Banyak juga orang mengatakan bahwa ide atau prinsip sudah cukup dengan sendirinya, tidak perlu lagi pada orang yang memperjuangkannya. Bagi Sayyid Qutb sebaliknyalah yang tepat. Apa artinya sebuah prinsip, ideologi tanpa keyakinan hangat yang menggerakkan ? Dimana menemukan keyakinan yang mendorong itu, kecuali dalam hati manusia. Prinsip, ide akan menjadi kata-kata kosong, atau makna yang mati kecuali menemukan hati yang meyakini dan menghidupkannya. Orang tidak akan percaya pada prinsip atau fikrah yang muncul dari otak yang dingin maupun hati yang tidak bercahaya. Kaidahnya adalah kamu yakin dengan fikrahmu, dengan keyakinan yang membakar, saat itulah orang lain akan yakin dengan fikrah itu. Tidak ada kehidupan bagi fikrah, kecuali ia harus menjelma sebagai pribadi, manusia yang berjalan di muka bumi.
Kadang orang bertanya, apakah tujuan dapat menghalalkan segala cara ? Dalam kalkulasi rohaniah, sulit membayangkan tujuan mulia dicapai melalui sarana hina.
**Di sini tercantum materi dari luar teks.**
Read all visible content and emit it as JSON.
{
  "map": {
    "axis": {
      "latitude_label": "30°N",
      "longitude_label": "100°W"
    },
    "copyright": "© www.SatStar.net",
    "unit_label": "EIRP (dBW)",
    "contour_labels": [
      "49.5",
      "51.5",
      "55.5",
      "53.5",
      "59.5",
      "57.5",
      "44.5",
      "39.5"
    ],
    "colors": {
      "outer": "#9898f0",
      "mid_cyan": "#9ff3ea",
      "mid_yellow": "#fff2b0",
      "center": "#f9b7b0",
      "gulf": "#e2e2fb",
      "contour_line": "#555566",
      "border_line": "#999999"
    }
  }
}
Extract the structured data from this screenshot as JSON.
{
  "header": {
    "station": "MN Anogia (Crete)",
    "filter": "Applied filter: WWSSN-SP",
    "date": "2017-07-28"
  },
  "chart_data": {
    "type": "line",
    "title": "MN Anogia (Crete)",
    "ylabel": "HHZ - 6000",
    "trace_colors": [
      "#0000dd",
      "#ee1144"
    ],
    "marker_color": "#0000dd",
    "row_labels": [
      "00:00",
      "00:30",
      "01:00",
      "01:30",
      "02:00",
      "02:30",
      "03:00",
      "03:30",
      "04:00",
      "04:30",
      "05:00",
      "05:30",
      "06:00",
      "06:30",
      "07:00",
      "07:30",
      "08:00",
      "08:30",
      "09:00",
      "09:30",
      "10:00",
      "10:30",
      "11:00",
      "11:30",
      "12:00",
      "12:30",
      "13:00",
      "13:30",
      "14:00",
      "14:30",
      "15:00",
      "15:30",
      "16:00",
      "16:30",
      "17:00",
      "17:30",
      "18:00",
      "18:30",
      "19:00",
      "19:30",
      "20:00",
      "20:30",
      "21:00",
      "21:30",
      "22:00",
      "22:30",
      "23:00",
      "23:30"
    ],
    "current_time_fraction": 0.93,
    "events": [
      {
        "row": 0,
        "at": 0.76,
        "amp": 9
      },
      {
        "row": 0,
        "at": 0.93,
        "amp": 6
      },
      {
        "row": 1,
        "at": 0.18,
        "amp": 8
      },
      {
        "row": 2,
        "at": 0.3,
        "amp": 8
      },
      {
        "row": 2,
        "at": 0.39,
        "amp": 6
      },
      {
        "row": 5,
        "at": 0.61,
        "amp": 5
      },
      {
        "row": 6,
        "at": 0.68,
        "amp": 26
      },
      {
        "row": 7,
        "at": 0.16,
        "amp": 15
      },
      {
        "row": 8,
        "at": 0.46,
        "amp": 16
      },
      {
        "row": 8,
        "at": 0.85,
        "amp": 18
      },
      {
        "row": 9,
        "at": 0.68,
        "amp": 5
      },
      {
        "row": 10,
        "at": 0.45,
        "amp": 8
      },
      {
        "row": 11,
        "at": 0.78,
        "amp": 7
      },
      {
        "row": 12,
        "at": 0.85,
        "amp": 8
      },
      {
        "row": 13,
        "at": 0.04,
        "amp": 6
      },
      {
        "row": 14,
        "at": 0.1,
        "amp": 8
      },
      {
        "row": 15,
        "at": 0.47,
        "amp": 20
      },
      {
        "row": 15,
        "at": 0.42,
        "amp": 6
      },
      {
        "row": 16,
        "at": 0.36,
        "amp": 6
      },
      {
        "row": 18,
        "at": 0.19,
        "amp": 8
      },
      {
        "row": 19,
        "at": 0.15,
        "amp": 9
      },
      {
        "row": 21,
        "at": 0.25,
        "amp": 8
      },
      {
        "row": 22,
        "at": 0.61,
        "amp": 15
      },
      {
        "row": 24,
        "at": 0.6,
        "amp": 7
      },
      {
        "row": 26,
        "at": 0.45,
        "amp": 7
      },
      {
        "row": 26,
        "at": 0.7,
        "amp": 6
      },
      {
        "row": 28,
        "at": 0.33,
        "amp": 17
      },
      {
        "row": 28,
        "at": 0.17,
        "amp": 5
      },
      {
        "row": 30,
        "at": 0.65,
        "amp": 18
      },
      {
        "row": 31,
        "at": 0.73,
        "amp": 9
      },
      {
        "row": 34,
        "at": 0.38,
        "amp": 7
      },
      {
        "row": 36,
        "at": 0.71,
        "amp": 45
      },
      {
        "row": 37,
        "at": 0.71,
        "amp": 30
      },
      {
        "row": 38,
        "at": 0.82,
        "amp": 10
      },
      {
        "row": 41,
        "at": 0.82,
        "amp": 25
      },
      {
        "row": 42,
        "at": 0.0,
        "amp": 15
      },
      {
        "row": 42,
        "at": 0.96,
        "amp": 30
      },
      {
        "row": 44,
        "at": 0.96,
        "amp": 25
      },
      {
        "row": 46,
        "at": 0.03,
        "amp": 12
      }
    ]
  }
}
Tujuan mulia, hidup dalam hati yang mulia; bagaiman cara hina dapat digunakan ? Cara hina, buruk ibarat kotoran yang akan menggantungi rohani kita. Dalam kalkulasi rohaniah, sarana adalah bagian dari tujuan.
Prinsip Memberi
Hidup bagi fikrah, bagi orang lain berarti hidup yang selalu memberi. Kepuasan rohani dicapai dalam memberi. Memberi kegembiraan, kepercayaan, harapan, hiburan bagi orang lain. Kepuasan rohani ini cukup bagi kita, terlepas dari apresiasi atau penghargaan orang lain atas kita.
Mengambil dan memberi tampak seperti kontras. Dalam perspektif rohani bagi Sayyid Qutb, sebenarnya ia merupakan aspek yang sama. Setiap kali kita memberi, setiap kali pula kita mengambil. Maksudnya, setiap kali memberi selalu kita telah mengambil imbalan (kepuasan dan kegembiraan rohaniah).
Sayyid Qutb mengungkapkan, “Aku sudah tidak lagi takut pada kematian, meskipun ia datang mendadak. Aku sudah banyak mengambil dari kehidupan ini, (karena, yakni) aku sudah ‘memberi’.”